What is the role of stem cells in regenerative neurology?

Prof Siddharthan Chandran Director, Edinburgh Neuroscience & Centre for Clinical Brain Sciences (CCBS) University of Edinburgh


Event details

Abstract
The goal of his research, that combines laboratory and clinical activity, is to develop novel treatments for patients with neurodegenerative disorders. He is interested in cellular autonomy of neurodegenerative diseases, recognizing the context – injurious or neuroprotective - dependent role of glia. His laboratory uses in vitro human stem cell systems and linked in vivo models of inherited tauopathy and inflammatory demyelinating neurodegenerative disease to study glial-neuronal interaction. He also has expertise in Experimental Medicine and early phase proof-of-concept clinical trials.


Bio
Siddharthan Chandran trained in medicine at Southampton University, subsequently undertaking neurology training at the National Hospital for Neurology and Neurosurgery, London, and Cambridge.
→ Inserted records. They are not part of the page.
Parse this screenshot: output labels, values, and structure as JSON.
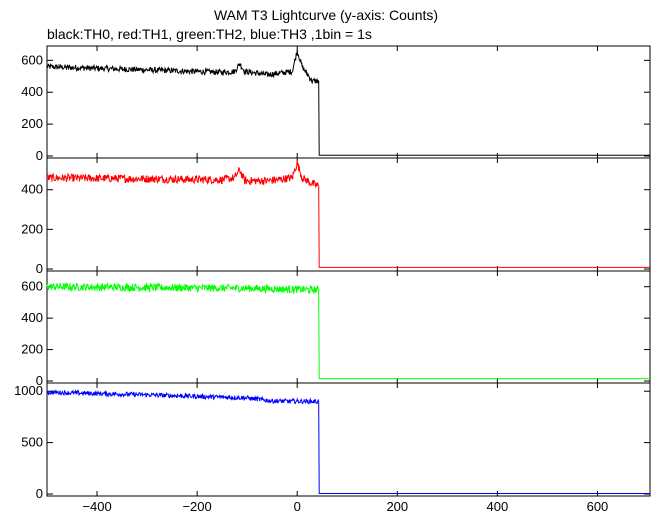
{
  "title": "WAM T3 Lightcurve (y-axis: Counts)",
  "subtitle": "black:TH0, red:TH1, green:TH2, blue:TH3 ,1bin = 1s",
  "chart_data": {
    "type": "line",
    "xlim": [
      -500,
      705
    ],
    "x_ticks": [
      -400,
      -200,
      0,
      200,
      400,
      600
    ],
    "x_tick_labels": [
      "−400",
      "−200",
      "0",
      "200",
      "400",
      "600"
    ],
    "panels": [
      {
        "name": "TH0",
        "color": "#000000",
        "ylim": [
          0,
          690
        ],
        "y_ticks": [
          0,
          200,
          400,
          600
        ],
        "y_tick_labels": [
          "0",
          "200",
          "400",
          "600"
        ],
        "drop_x": 43,
        "level_points": [
          [
            -500,
            560
          ],
          [
            -300,
            540
          ],
          [
            -150,
            525
          ],
          [
            -125,
            530
          ],
          [
            -115,
            580
          ],
          [
            -105,
            530
          ],
          [
            -60,
            510
          ],
          [
            -10,
            530
          ],
          [
            0,
            660
          ],
          [
            10,
            560
          ],
          [
            30,
            470
          ],
          [
            43,
            470
          ],
          [
            44,
            5
          ],
          [
            705,
            5
          ]
        ],
        "noise": 18
      },
      {
        "name": "TH1",
        "color": "#ff0000",
        "ylim": [
          0,
          560
        ],
        "y_ticks": [
          0,
          200,
          400
        ],
        "y_tick_labels": [
          "0",
          "200",
          "400"
        ],
        "drop_x": 43,
        "level_points": [
          [
            -500,
            460
          ],
          [
            -300,
            455
          ],
          [
            -150,
            450
          ],
          [
            -125,
            460
          ],
          [
            -115,
            500
          ],
          [
            -105,
            445
          ],
          [
            -60,
            445
          ],
          [
            -10,
            460
          ],
          [
            0,
            535
          ],
          [
            10,
            460
          ],
          [
            30,
            430
          ],
          [
            43,
            420
          ],
          [
            44,
            8
          ],
          [
            705,
            8
          ]
        ],
        "noise": 20
      },
      {
        "name": "TH2",
        "color": "#00ff00",
        "ylim": [
          0,
          700
        ],
        "y_ticks": [
          0,
          200,
          400,
          600
        ],
        "y_tick_labels": [
          "0",
          "200",
          "400",
          "600"
        ],
        "drop_x": 43,
        "level_points": [
          [
            -500,
            600
          ],
          [
            -300,
            595
          ],
          [
            -100,
            590
          ],
          [
            43,
            580
          ],
          [
            44,
            15
          ],
          [
            705,
            15
          ]
        ],
        "noise": 24
      },
      {
        "name": "TH3",
        "color": "#0000ff",
        "ylim": [
          0,
          1080
        ],
        "y_ticks": [
          0,
          500,
          1000
        ],
        "y_tick_labels": [
          "0",
          "500",
          "1000"
        ],
        "drop_x": 43,
        "level_points": [
          [
            -500,
            990
          ],
          [
            -300,
            965
          ],
          [
            -100,
            935
          ],
          [
            -50,
            905
          ],
          [
            43,
            900
          ],
          [
            44,
            5
          ],
          [
            705,
            5
          ]
        ],
        "noise": 22
      }
    ]
  }
}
He was awarded a PhD in developmental neurobiology in 2000 from the University of Cambridge. His previous appointments have included Consultant Neurologist, University Lecturer and Fellow of Kings College at the University of Cambridge. In 2009, he took up the MacDonald Professor of Neurology at the University of Edinburgh where he is also the Director of the Centre for Clinical Brain Sciences and Edinburgh Neuroscience. The goal of his research, that combines laboratory and clinical activity, is to develop novel treatments for patients with neurodegenerative disorders in the context of Regenerative Neurology.  His work is centred on the role of cellular autonomy in neurodegenerative diseases with a particular focus on macroglia.  His group’s experimental systems include in vitro patient specific iPSCs and linked in vivo models of inherited tauopathy and inflammatory demyelinating neurodegenerative disease to study glial-neuronal interaction.